The trade bloc spanning 49 countries with a combined GDP of $3 trillion, will facilitate inter-regional trade, boost growth and help to alleviate poverty, its supporters say.

The African Union Commissioner for Trade and Industry, Albert Muchanga, tweeted: “Historic milestone! AfCFTA Agreement has today come into force. We celebrate the triumph of bold, pragmatic and continent-wide commitment to economic integration. We launch the market on 7 July; beginning the journey of transformation to secure inclusive prosperity”.

President Uhuru Kenyatta of Kenya said: “We must find a way where all of us come out as winners. We want Africa to come together for the mutual benefit of all countries”

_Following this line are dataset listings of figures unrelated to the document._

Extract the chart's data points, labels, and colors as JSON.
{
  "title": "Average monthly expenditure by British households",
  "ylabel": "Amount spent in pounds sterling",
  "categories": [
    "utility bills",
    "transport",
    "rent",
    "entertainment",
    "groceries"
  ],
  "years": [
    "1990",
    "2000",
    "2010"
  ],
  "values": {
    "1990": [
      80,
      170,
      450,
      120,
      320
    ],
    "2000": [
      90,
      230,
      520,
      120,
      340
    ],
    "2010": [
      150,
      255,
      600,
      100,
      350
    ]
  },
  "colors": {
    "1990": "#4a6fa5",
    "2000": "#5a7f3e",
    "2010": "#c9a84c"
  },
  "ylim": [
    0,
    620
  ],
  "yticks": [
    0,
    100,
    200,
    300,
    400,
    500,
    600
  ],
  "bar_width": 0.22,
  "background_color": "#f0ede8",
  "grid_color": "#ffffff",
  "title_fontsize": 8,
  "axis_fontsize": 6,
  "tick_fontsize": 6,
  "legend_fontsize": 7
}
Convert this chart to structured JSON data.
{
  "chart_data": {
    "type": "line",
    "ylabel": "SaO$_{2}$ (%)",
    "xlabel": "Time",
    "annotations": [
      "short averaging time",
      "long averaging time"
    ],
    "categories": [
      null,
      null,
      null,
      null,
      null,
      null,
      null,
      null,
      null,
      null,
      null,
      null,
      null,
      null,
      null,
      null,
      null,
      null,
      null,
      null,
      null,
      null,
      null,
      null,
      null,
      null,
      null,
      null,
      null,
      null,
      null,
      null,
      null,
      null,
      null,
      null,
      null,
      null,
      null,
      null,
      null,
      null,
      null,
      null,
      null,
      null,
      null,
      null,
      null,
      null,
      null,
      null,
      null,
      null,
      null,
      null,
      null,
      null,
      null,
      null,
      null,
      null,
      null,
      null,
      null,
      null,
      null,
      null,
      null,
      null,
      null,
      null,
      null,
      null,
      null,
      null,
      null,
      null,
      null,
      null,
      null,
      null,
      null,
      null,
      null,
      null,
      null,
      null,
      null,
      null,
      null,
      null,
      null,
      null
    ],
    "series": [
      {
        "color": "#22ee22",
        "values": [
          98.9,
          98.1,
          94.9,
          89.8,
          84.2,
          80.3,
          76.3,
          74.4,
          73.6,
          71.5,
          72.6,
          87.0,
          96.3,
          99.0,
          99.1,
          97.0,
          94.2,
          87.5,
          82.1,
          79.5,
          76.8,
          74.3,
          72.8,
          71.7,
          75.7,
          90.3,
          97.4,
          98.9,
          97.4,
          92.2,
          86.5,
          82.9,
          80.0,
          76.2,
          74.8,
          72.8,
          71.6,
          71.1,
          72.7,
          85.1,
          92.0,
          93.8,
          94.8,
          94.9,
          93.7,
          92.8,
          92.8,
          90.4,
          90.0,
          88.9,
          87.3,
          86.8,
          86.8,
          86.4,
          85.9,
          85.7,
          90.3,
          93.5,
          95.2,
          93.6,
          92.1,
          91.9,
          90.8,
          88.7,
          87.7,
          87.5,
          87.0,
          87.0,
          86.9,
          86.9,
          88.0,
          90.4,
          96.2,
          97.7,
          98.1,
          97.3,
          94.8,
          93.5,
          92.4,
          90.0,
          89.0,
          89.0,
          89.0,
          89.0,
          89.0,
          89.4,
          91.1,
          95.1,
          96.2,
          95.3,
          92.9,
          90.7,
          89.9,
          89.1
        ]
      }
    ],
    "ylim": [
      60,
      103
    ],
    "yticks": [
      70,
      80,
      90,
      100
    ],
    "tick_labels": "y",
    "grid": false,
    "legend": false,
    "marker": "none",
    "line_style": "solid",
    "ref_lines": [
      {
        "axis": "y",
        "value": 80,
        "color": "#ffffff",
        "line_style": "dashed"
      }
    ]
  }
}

According to industry observers, the implementation of the trade deal will be incremental.There will be one overarching trade arrangement, but specific commitments and opportunities will depend on the detail contained in the respective schedules. The private sector (the real traders) will need access to the correct information.

The negotiations for the AfCFTA protocols on trade in goods and services are well-advanced, but tariff schedules, rules of origin, and specific services sector commitments remain outstanding. The AfCFTA envisages liberalisation and integration of the services market. Priority sectors are transport, communications, financial services, tourism, and business services.